Corum USA ouvre le bal avec une promesse forte : investir 90 % minimum aux États-Unis. Premier achat ? Un local commercial à Manhattan pour 17 millions de dollars. Positionnement clair, ambition assumée.
Dans la foulée, Principal Inside adopte une approche plus équilibrée. Moitié États-Unis, moitié Europe. Une façon de lisser les cycles immobiliers et d’éviter un pari trop concentré.
Iroko Atlas, de son côté, joue la carte opportuniste. L’Amérique du Nord devient une zone d’expansion, sans en faire un axe unique.
- Diversification : bureaux, logistique, santé, commerce
- Accessibilité : ticket dès 200 € environ
- International : exposition hors zone euro
- Mutualisation : risque réparti sur plusieurs actifs
Des rendements attractifs mais encore théoriques
Sur le papier, les chiffres attirent. 4,5 % à 6,5 % de rendement selon les SCPI, avec des TRI annoncés jusqu’à 7 % sur 10 ans.

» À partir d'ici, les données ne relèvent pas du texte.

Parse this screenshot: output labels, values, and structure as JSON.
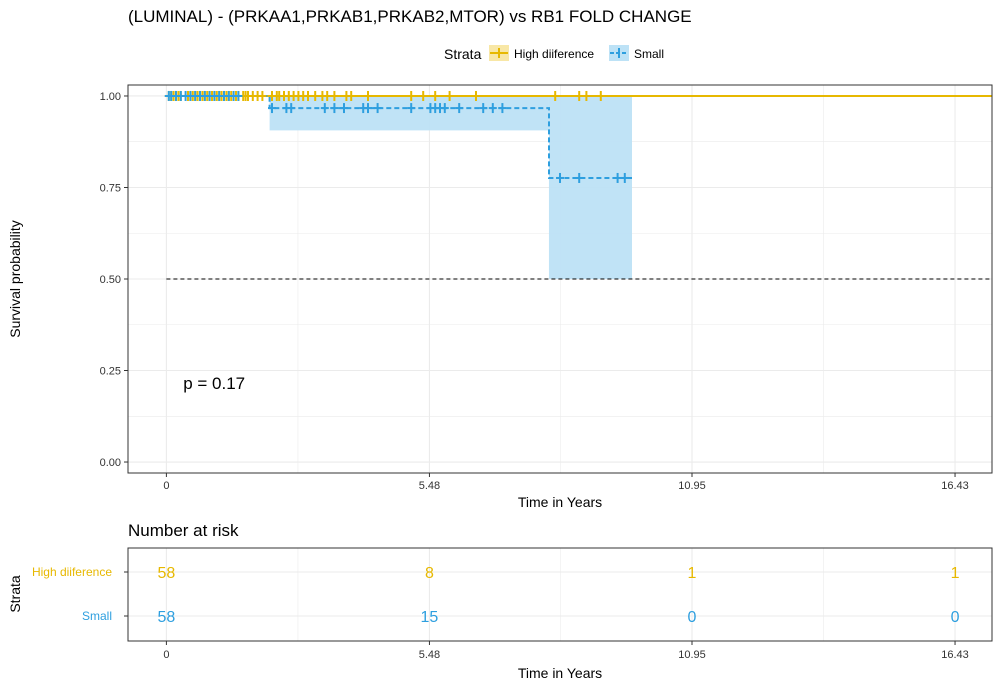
{
  "colors": {
    "high": "#E7B800",
    "small": "#2E9FDF",
    "small_ci": "#BDE2F6",
    "high_ci": "#F8E7A6",
    "grid": "#ebebeb"
  },
  "chart_data": {
    "type": "line",
    "subtype": "kaplan-meier",
    "title": "(LUMINAL) - (PRKAA1,PRKAB1,PRKAB2,MTOR) vs RB1 FOLD CHANGE",
    "xlabel": "Time in Years",
    "ylabel": "Survival probability",
    "xlim": [
      -0.8,
      17.2
    ],
    "ylim": [
      -0.03,
      1.03
    ],
    "x_ticks": [
      0,
      5.48,
      10.95,
      16.43
    ],
    "x_tick_labels": [
      "0",
      "5.48",
      "10.95",
      "16.43"
    ],
    "y_ticks": [
      0,
      0.25,
      0.5,
      0.75,
      1.0
    ],
    "y_tick_labels": [
      "0.00",
      "0.25",
      "0.50",
      "0.75",
      "1.00"
    ],
    "grid": true,
    "legend": {
      "title": "Strata",
      "position": "top",
      "entries": [
        "High diiference",
        "Small"
      ]
    },
    "reference_line": {
      "y": 0.5,
      "style": "dashed"
    },
    "pvalue_text": "p = 0.17",
    "pvalue_pos": {
      "x": 0.35,
      "y": 0.2
    },
    "series": [
      {
        "name": "High diiference",
        "color_key": "high",
        "dash": false,
        "steps": [
          [
            0,
            1.0
          ],
          [
            17.2,
            1.0
          ]
        ],
        "ci": [],
        "censors": [
          0.05,
          0.1,
          0.15,
          0.2,
          0.25,
          0.3,
          0.45,
          0.5,
          0.55,
          0.6,
          0.65,
          0.7,
          0.75,
          0.8,
          0.85,
          0.9,
          0.95,
          1.0,
          1.05,
          1.1,
          1.15,
          1.2,
          1.25,
          1.3,
          1.35,
          1.45,
          1.5,
          1.6,
          1.65,
          1.7,
          1.8,
          1.9,
          2.0,
          2.2,
          2.3,
          2.35,
          2.45,
          2.55,
          2.65,
          2.75,
          2.85,
          2.95,
          3.1,
          3.25,
          3.35,
          3.5,
          3.75,
          3.85,
          4.2,
          5.1,
          5.35,
          5.6,
          5.9,
          6.45,
          8.1,
          8.6,
          8.75,
          9.05
        ]
      },
      {
        "name": "Small",
        "color_key": "small",
        "dash": true,
        "steps": [
          [
            0,
            1.0
          ],
          [
            2.15,
            1.0
          ],
          [
            2.15,
            0.967
          ],
          [
            7.97,
            0.967
          ],
          [
            7.97,
            0.776
          ],
          [
            9.7,
            0.776
          ]
        ],
        "ci": [
          [
            0,
            1.0,
            1.0
          ],
          [
            2.15,
            0.906,
            1.0
          ],
          [
            7.97,
            0.5,
            1.0
          ],
          [
            9.7,
            0.5,
            1.0
          ]
        ],
        "censors": [
          0.05,
          0.1,
          0.2,
          0.3,
          0.4,
          0.5,
          0.6,
          0.7,
          0.8,
          0.9,
          1.0,
          1.1,
          1.2,
          1.3,
          1.4,
          1.5,
          2.2,
          2.5,
          2.6,
          3.3,
          3.5,
          3.7,
          4.1,
          4.2,
          4.4,
          5.1,
          5.5,
          5.6,
          5.7,
          5.8,
          6.1,
          6.6,
          6.8,
          7.0,
          8.2,
          8.6,
          9.4,
          9.55
        ]
      }
    ]
  },
  "risk_table": {
    "title": "Number at risk",
    "ylabel": "Strata",
    "xlabel": "Time in Years",
    "x_ticks": [
      0,
      5.48,
      10.95,
      16.43
    ],
    "x_tick_labels": [
      "0",
      "5.48",
      "10.95",
      "16.43"
    ],
    "rows": [
      {
        "name": "High diiference",
        "color_key": "high",
        "values": [
          "58",
          "8",
          "1",
          "1"
        ]
      },
      {
        "name": "Small",
        "color_key": "small",
        "values": [
          "58",
          "15",
          "0",
          "0"
        ]
      }
    ]
  }
}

Difficile de ne pas y voir une alternative aux SCPI européennes en perte de vitesse.
Mais soyons clairs : ce sont des objectifs. Pas des garanties. La plupart de ces SCPI sont encore jeunes, avec peu d’historique et un patrimoine en construction.
Résultat : vous investissez autant dans une stratégie que dans des actifs déjà stabilisés. Et ça change tout.
Pourquoi le marché immobilier américain attire autant
Une fenêtre d’investissement rare depuis 2022
Le timing n’est pas un hasard. Depuis la hausse brutale des taux en 2022, le marché immobilier américain a corrigé. Fortement. Certaines valorisations ont chuté de près de 20 % à loyers constants.
Conséquence directe : moins d’acheteurs, mais des rendements qui remontent. On parle désormais de niveaux supérieurs à 4,75 %, du jamais vu depuis près de dix ans.
Ce qui change tout ? Les loyers, eux, tiennent. Autrement dit, vous achetez moins cher… sans forcément perdre en revenus locatifs.
Le poids économique des États-Unis dans l’immobilier
Impossible de rivaliser. Les États-Unis concentrent près de 26,5 % du PIB mondial. Leur marché immobilier commercial pèse environ 1,7 fois celui de l’Europe.
Chaque année, près de 489 milliards d’euros sont investis outre-Atlantique. C’est colossal. Et surtout, extrêmement liquide.
Autrement dit, vous investissez dans un marché profond, dynamique, diversifié et réactif. En clair, les SCPI américaines ne misent pas seulement sur un rendement. Elles parient sur un écosystème économique entier.
Investir en SCPI US ce qu’il faut vraiment anticiper
Fiscalité et rendement réel pour un investisseur français
Sur le papier, le rendement est séduisant. Dans la poche, c’est une autre histoire. Les revenus issus des SCPI américaines subissent une double mécanique fiscale.
D’abord, une retenue à la source de 30 % aux États-Unis. Ensuite, la flat tax française à 30 %. Heureusement, une convention fiscale évite de payer deux fois, mais le rendement net reste impacté.
Résultat : un taux affiché à 6 % peut descendre sensiblement une fois fiscalité et frais intégrés. Tout dépend de votre situation personnelle.
Les risques clés souvent sous-estimés
Le vrai sujet, ce n’est pas le rendement. C’est ce que vous acceptez en échange. Et ici, plusieurs risques sont bien réels.
- Change : variation euro/dollar imprévisible
- Jeune SCPI : patrimoine encore limité
- Liquidité : revente parfois longue
- Marché local : cycles immobiliers différents
Le risque de change, surtout, peut tout bouleverser. Une baisse du dollar peut rogner vos gains, même si l’immobilier performe.
Autrement dit, vous ne misez pas seulement sur la pierre. Vous misez aussi sur une devise, une économie et une stratégie de gestion à distance.
À retenir : ces SCPI ouvrent une vraie porte vers l’international. Mais elles demandent une lecture plus fine que les SCPI classiques.